# Tribe (Indian Giver)



## Hooked (30/10/17)

Has anyone tried this imported juice? It sounds divine! It's described as "A sweet, savory [sic] eliquid treat, Tribe is a deep fried vanilla ice cream, covered with a light coating of powdered sugar. a deep fried vanilla ice cream, covered with a light coating of powdered sugar."

Reactions: Like 1


----------



## zadiac (30/10/17)

@Rob Fisher had it before. He was crazy about it.

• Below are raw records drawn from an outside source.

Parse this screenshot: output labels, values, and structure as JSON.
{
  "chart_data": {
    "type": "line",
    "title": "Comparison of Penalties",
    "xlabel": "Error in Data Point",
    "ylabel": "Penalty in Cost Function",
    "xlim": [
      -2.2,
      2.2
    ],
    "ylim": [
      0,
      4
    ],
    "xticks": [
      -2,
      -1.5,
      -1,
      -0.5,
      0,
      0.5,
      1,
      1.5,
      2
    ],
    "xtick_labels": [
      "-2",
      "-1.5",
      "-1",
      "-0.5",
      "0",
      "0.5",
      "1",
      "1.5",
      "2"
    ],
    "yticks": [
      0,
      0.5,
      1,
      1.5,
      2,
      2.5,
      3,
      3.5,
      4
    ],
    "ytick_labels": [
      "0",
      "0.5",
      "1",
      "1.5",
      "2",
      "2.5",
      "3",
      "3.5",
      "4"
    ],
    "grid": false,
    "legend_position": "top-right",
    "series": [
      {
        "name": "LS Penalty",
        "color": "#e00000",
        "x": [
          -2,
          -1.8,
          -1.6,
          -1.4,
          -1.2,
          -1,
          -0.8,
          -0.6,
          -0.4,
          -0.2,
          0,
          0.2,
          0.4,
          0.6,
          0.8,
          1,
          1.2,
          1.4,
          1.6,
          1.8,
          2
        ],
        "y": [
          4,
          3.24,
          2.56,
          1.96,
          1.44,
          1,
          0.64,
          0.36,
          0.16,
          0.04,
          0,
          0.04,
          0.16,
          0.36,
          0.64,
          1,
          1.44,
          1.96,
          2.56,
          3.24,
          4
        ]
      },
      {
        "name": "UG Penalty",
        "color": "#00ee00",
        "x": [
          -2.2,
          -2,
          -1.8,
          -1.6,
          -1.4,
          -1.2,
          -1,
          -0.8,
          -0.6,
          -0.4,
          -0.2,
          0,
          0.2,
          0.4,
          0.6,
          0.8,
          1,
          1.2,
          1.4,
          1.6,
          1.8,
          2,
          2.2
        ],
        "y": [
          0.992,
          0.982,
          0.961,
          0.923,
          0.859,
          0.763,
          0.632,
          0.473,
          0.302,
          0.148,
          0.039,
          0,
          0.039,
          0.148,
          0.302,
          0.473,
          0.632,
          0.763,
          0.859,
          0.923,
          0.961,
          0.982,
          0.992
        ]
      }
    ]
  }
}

Reactions: Like 2 | Agree 1


----------



## KZOR (30/10/17)

@Hooked 
Try the following recipe if you into DIY .............
http://e-liquid-recipes.com/recipe/1265975/Deep Fried Strawberry Vanilla Bean Ice Cream
Just leave out the strawberry

Reactions: Like 1 | Thanks 1


----------



## Hooked (30/10/17)

KZOR said:


> @Hooked
> Try the following recipe if you into DIY .............
> http://e-liquid-recipes.com/recipe/1265975/Deep Fried Strawberry Vanilla Bean Ice Cream
> Just leave out the strawberry



@KZOR not into DIY ... yet, but I'm collecting a few recipes here and there for when I start. Thanks so much for this one!!

Reactions: Like 1


----------



## Hooked (30/10/17)

zadiac said:


> @Rob Fisher had it before. He was crazy about it.



@Rob Fisher Who is "he"? Your dog? Good to know!

Reactions: Like 1


----------



## BioHAZarD (30/10/17)

Hooked said:


> @Rob Fisher Who is "he"? Your dog? Good to know!


Never heard of someone not knowing who the Skipper is. @Rob Fisher
I guess there is a first for everything 

BTW he prefers cats

Reactions: Like 1 | Agree 1 | Funny 2


----------



## zadiac (30/10/17)

Hooked said:


> @Rob Fisher Who is "he"? Your dog? Good to know!



I wouldn't call @Rob Fisher a dog if I were you. He is one of the very high up guys on this forum.

I tagged him in my previous post so he can respond.....hence the @

Reactions: Like 1


----------



## Rob Fisher (30/10/17)

Indian Giver is awesome. It was one of the first non menthols I vaped and finished bottles of. 


Sent from my iPhone using Tapatalk

Reactions: Like 2


----------